SpatialWorld: Benchmarking Interactive Spatial Reasoning of Multimodal Agents in Real-World Tasks

Hongcheng Gao,Hailong Qu,Jingyi Tang,Jiahao Wang,Zihao Huang,Hengkang Qiao,Shihong Huang,Junming Yang,Yi Li,Hongyixuan Yuan,Wenjie Li,Bohan Zeng,Wenbo Li,Bo Wang,Jianhui Liu,Olive Huang,Haoyang Huang,Wentao Zhang,Guoqing Huang,Nan Duan,Yinpeng Dong

Spatial reasoning is a foundational capability for multimodal large language models (MLLMs) to perceive and operate within the physical world. However, existing benchmarks predominantly rely on passive evaluation (e.g., static VQA) or simulator-specific pipelines, failing to assess general interactive spatial understanding. We introduce SpatialWorld, a unified benchmark designed specifically for evaluating the interactive spatial understanding of multimodal agents in complex real-world tasks. Integrating eight heterogeneous simulation backends under a shared, simulator-agnostic protocol, SpatialWorld features 760 human-annotated tasks across diverse domains (e.g., household routines, travel, social collaboration). Agents must solve tasks under vision-only partial observability, actively gathering egocentric visual evidence and expressing decisions via a unified, text-based action interface native to MLLMs. For reliable evaluation, each task includes a human-validated initial state, a reference trajectory, and a terminal-state verifier. Evaluating 15 advanced agents reveals that robust spatial task solving remains challenging: the strongest model, GPT-5, achieves an average task success rate (TSR) of only 17.4%, while the leading open-source model, Qwen-3.5, reaches 14.1%. Further analysis exposes a clear mismatch between task success and execution efficiency, alongside substantial domain-specific performance variations. These bottlenecks in active exploration and long-horizon planning position SpatialWorld as a rigorous testbed for future spatial agents.
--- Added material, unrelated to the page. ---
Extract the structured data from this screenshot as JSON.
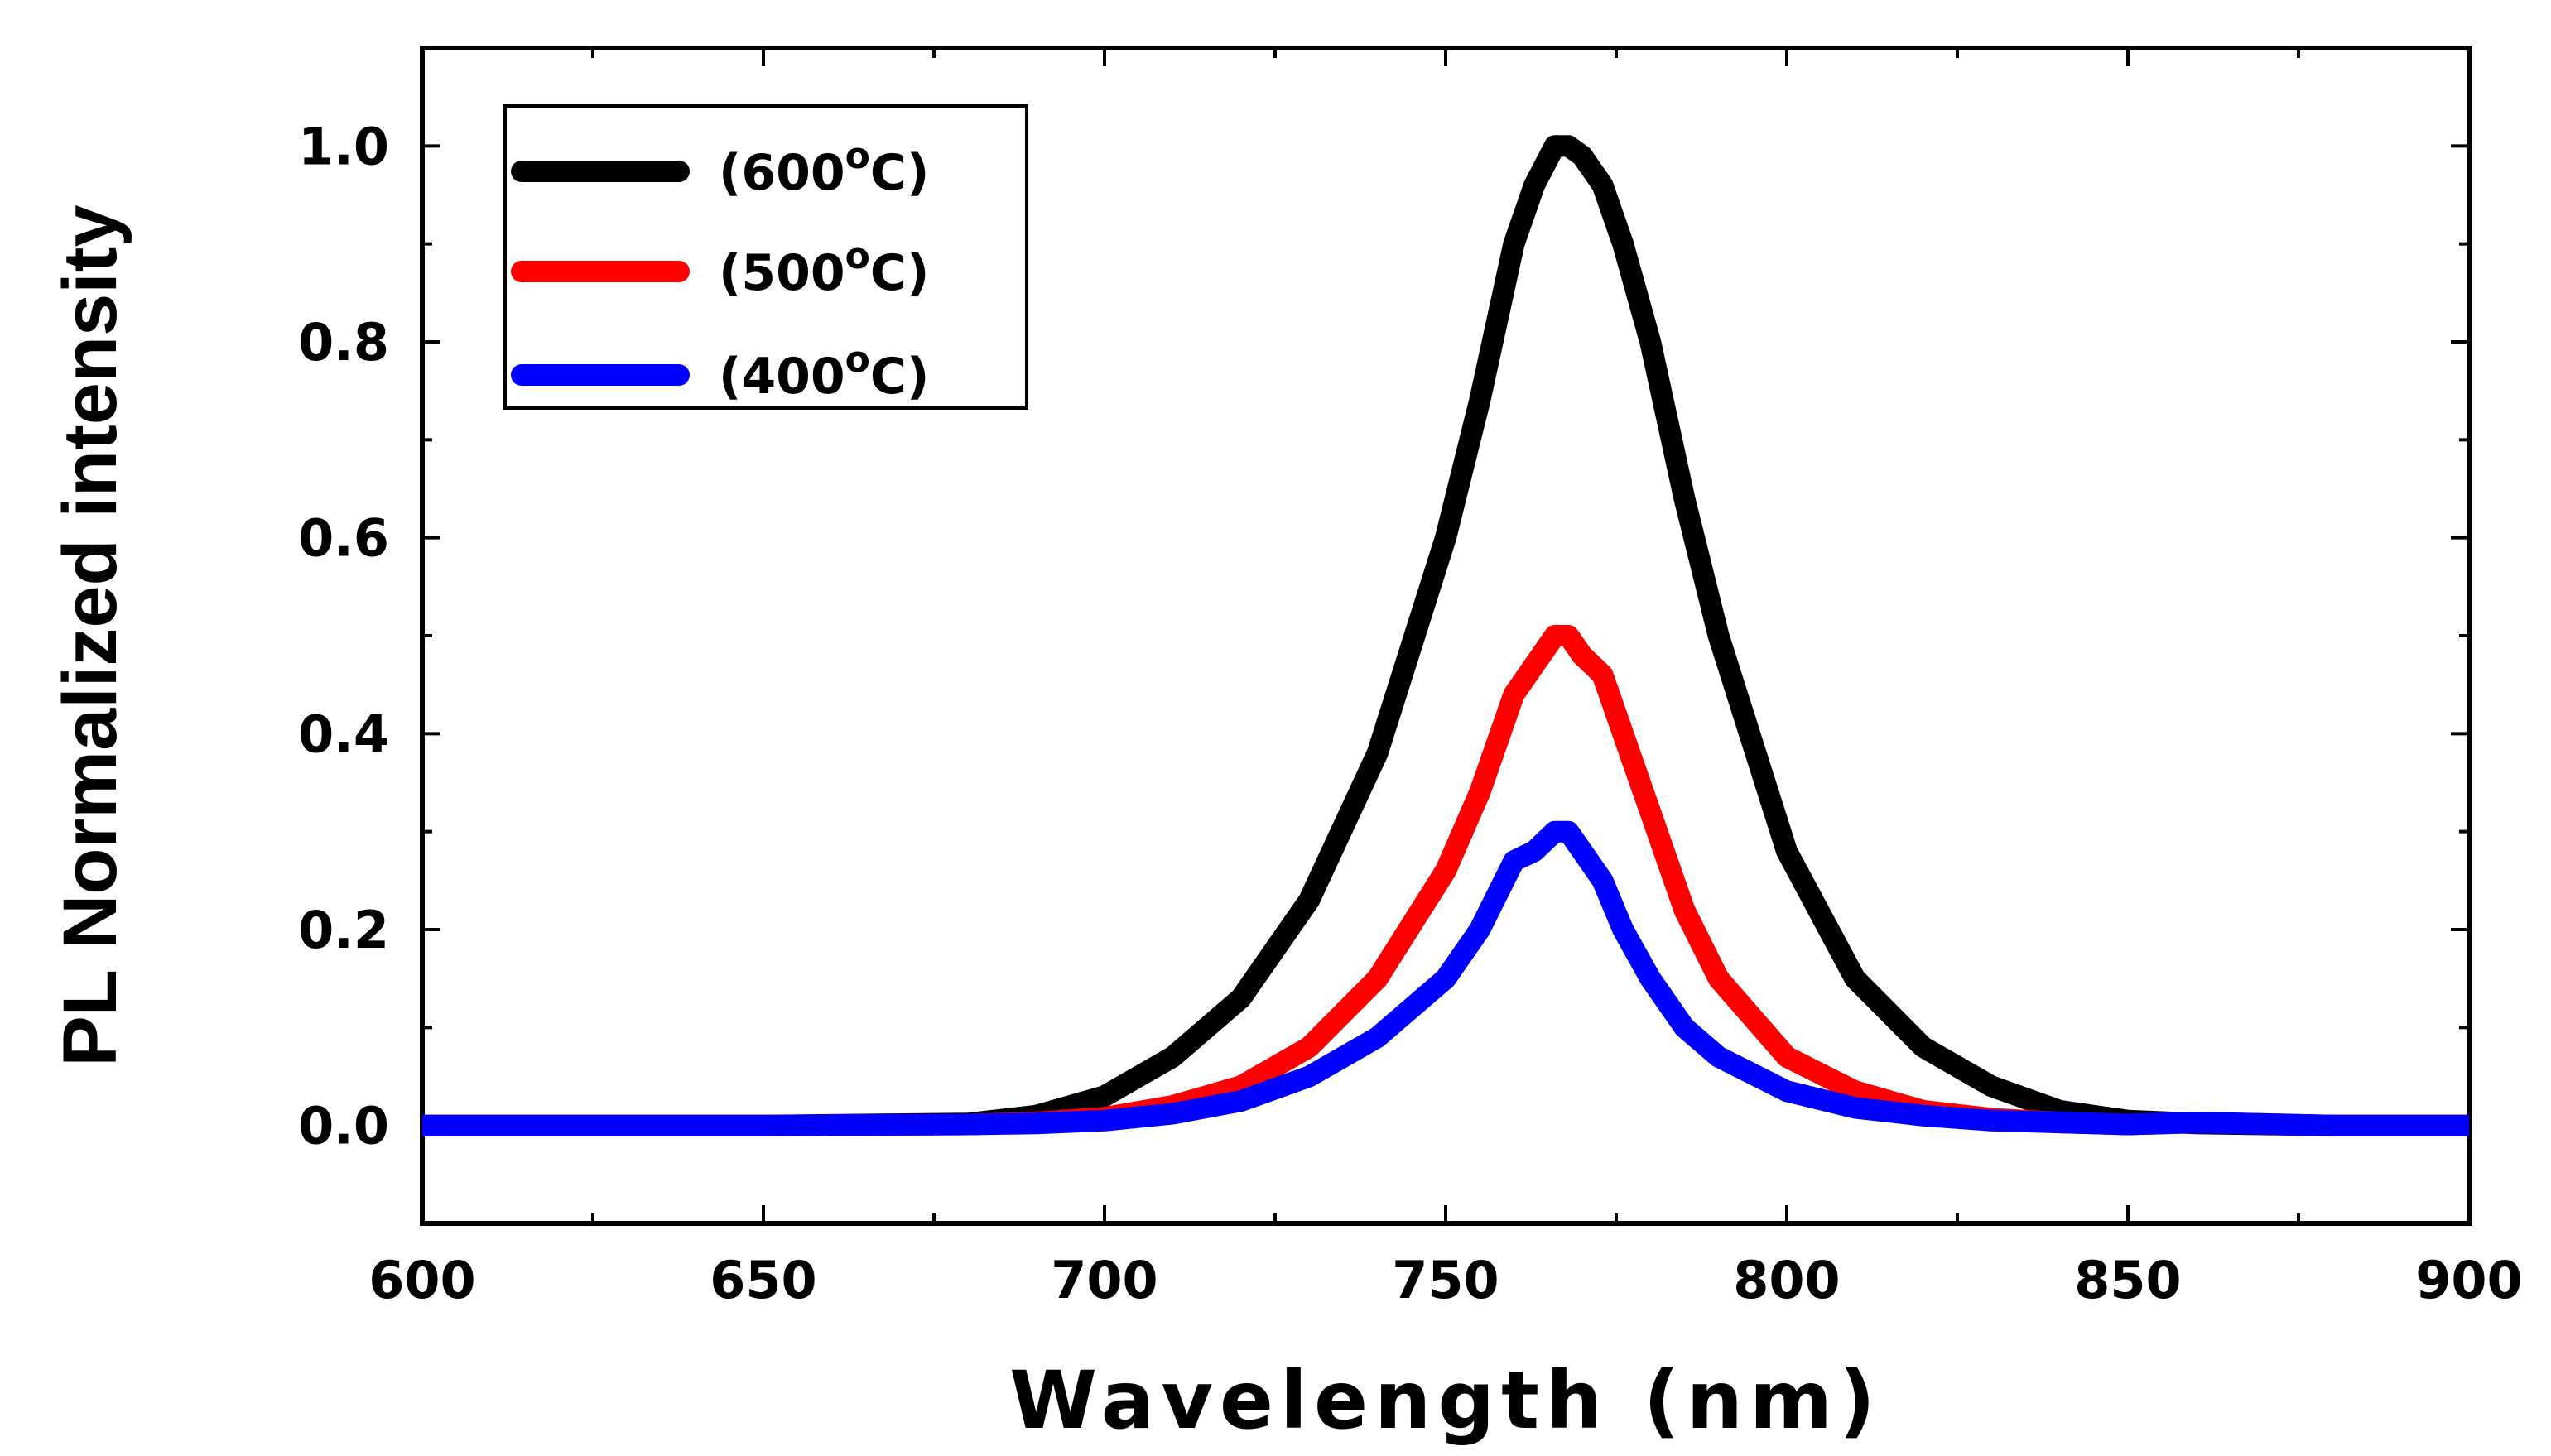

翻译：空间推理是多模态大语言模型感知并在物理世界中运行的基础能力。然而，现有基准测试主要依赖于被动评估（如静态视觉问答）或模拟器特定流程，未能评估通用的交互式空间理解能力。我们提出SpatialWorld，这是一个专门为评估多模态智能体在复杂真实世界任务中交互式空间理解能力而设计的统一基准测试。该基准整合了八个异构仿真后端，采用共享的、与模拟器无关的协议，包含跨不同领域（如日常家务、旅行、社交协作）的760个人工标注任务。智能体必须在仅依赖视觉的部分可观测条件下解决问题，主动收集以自我为中心的视觉证据，并通过多模态大语言模型原生的统一文本动作接口表达决策。为确保评估可靠性，每项任务都包含人工验证的初始状态、参考轨迹以及终端状态验证器。对15个先进智能体的评估显示，鲁棒的空间任务求解仍具挑战性：最强模型GPT-5的平均任务成功率仅为17.4%，而领先的开源模型Qwen-3.5达到14.1%。进一步分析揭示了任务成功与执行效率之间的明显不匹配，以及显著的领域特定性能差异。这些在主动探索和长期规划方面的瓶颈，使SpatialWorld成为未来空间智能体的严苛测试平台。